CGRS’s responsibilities included installing all electrical, grading, drainage structures, tank painting, piping and concrete work before moving tanks, and doing all of the necessary installations.
Moving each tank required draining, evacuating and disposing of all lines, and removing and disposing of all wiring and conduit. Prepping the new location and installing the tanks included the site drainage plan, dirt work, concrete, utilities, new fencing, new landscape, and new fuel system that included new piping with the previously used tanks and dispensers, which went in last.
Through its existing contract with the City, CGRS Environmental Services provided tank closure duties, which consisted primarily of taking photos and preparing reports.
Higgins said the biggest issue CGRS has faced while completing the project is finding a three-phase (high voltage) power line on the site that was not on the City’s original drawings for the project. The discovery caused significant interference with the design of the project as the power line’s elevation was higher than the designed stormwater flow line. City representatives, the architect, the engineer, the City’s Light and Power division, and CGRS team members took several weeks to come up with a plan to address the issue.
Meanwhile, CGRS moved forward with the fueling side of the project, with which the power line didn’t interfere. While the delay did cost four to five weeks on the civil side of the project, the team is working to make it up in less time.
Higgins said CGRS has been able to continue with the project despite the restrictions resulting from the spread of COVID-19, and all crew members have remained healthy.

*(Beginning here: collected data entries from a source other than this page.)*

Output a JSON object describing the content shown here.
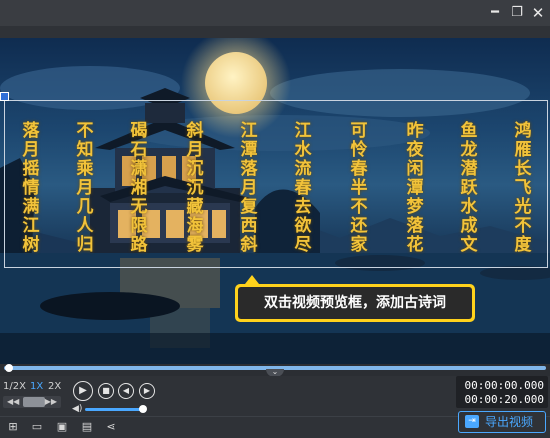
{
  "window": {
    "minimize_icon": "minimize-icon",
    "maximize_icon": "restore-icon",
    "close_icon": "close-icon"
  },
  "preview": {
    "poem_lines": [
      "鸿雁长飞光不度",
      "鱼龙潜跃水成文",
      "昨夜闲潭梦落花",
      "可怜春半不还家",
      "江水流春去欲尽",
      "江潭落月复西斜",
      "斜月沉沉藏海雾",
      "碣石潇湘无限路",
      "不知乘月几人归",
      "落月摇情满江树"
    ],
    "poem_color": "#f2c33a",
    "tooltip": "双击视频预览框，添加古诗词",
    "tooltip_color": "#ffd21c"
  },
  "timeline": {
    "collapse_icon": "chevron-down-icon",
    "progress": 0
  },
  "controls": {
    "speed_options": [
      "1/2X",
      "1X",
      "2X"
    ],
    "active_speed": "1X",
    "play_icon": "play-icon",
    "stop_icon": "stop-icon",
    "prev_icon": "prev-frame-icon",
    "next_icon": "next-frame-icon",
    "volume_icon": "volume-icon",
    "volume_level": 1.0,
    "current_time": "00:00:00.000",
    "total_time": "00:00:20.000"
  },
  "toolbar": {
    "icons": [
      "new-project-icon",
      "open-folder-icon",
      "save-icon",
      "save-as-icon",
      "share-icon"
    ],
    "export_label": "导出视频",
    "export_icon": "export-icon",
    "accent": "#4aa8ff"
  }
}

“We are diligently following the Centers for Disease Control (CDC) recommendations as well as the instructions form the governor,” he said. “The remaining work to be completed on-site does not require any of the workers to be within 6 feet of each other. CGRS has been diligent in making sure crews are feeling well and providing cleaning supplies and hand sanitizer.”
The fact that this project is located close to CGRS has definitely been a benefit.
“It’s not every day we get to work in Fort Collins, so when a project comes up like this, in our backyard, it really eliminates many of the hurdles we can face during out-of-town projects,” Higgins said. “This project was a great chance for our Civil/Water/Wastewater and the Refined Fuel teams to come together and provide our client with an end product worth bragging about.”
The Hoffman Mill Fuel Site should be operational by the end of April.